Many SNAP recipients buy food day by day after they’ve used all their food stamps. A single mother of three children, who relies on the already little amount she receives in food stamps won’t be able to fathom anything less. She has bills to pay just like everyone else, she sends her children to school and then goes to school herself. But still people judge her when she says her food stamps are going to be cut, and she doesn’t know how she will feed her children.

So then this holiday season will be the first time she goes to a food pantry. Is it food for her children or a new winter coat for herself? Is it hamburger meat for her children or that big bag of potato chips? These are just some of the realities recipients have to adjust to.

SNAP has never experienced a reduction in benefit levels that has affected participants in every state. There have been cuts in specific states, but these cuts have not been as large or affected as many people.The SNAP Program currently serves over 48 million Americans, including 46,000 in Mahoning County and about 34,000 in Trumbull County, according to Ohio Department of Job and Family Services.

The withdrawal of government assistance makes it imperative that local and even private organizations come together and do a little more this holiday season for the families of our very own community.

Megan Calderone, Austintown

Victory of Canfield school levy restores normalcy to district

The passage of the school levy in Canfield this month was like a breath of fresh air. As a taxpayer in the community, I am so pleased that we can go back to the way things were. After the failure of the last three levies, it appears the majority of the people of Canfield were not happy with the cuts that had been made.

Because we are a community made up of people who care, passing the levy was the best and only thing to do for our children.

I would, however, like to address the comment made to The Vindicator by Superintendent Geordan “... this time the district ran a positive, transparent campaign, telling community members exactly how their money would be spent.”

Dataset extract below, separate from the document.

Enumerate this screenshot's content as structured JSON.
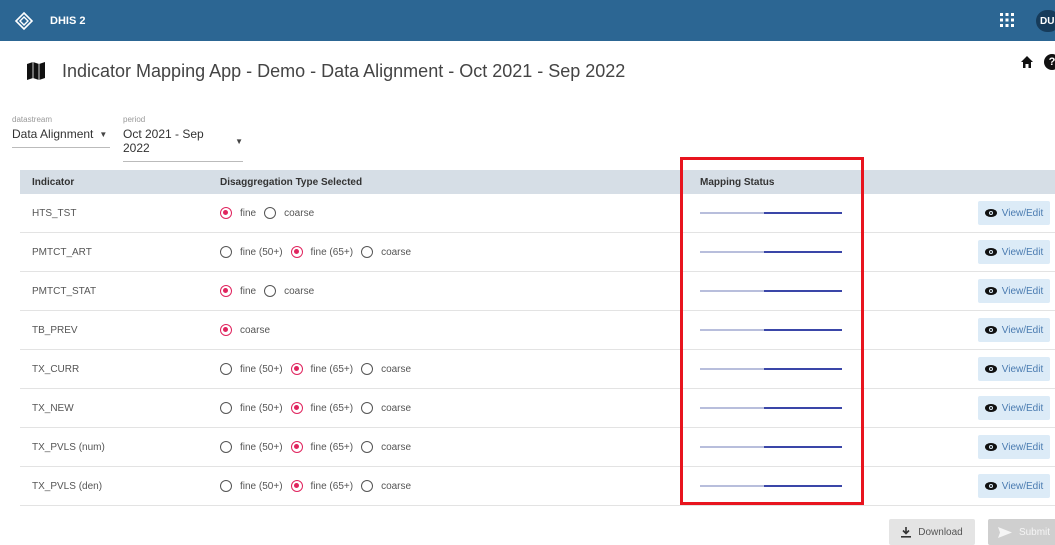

Excuse me, Mr. Geordan, but many people including myself worked diligently on the past campaigns. Let me correct you in saying the past campaigns were positive as well as transparent with all the mailed literature, town hall meetings, and door to door campaigning. The community knew exactly how their money would be spent. Their money would be spent on all the things that were cut that you now have the liberty to reinstate.

Let’s face it, the people of Canfield were ready to get things back to the way they were. They were tired of all the cuts and inconveniences. Therefore, the citizens are now willing to dig deeper into their pockets to have the best for their children. The levy was due to pass no matter who was at the helm. In my book that is called “timing.”

Thank you, Canfield community, for doing what is best for our children, our hardworking teachers and our property values.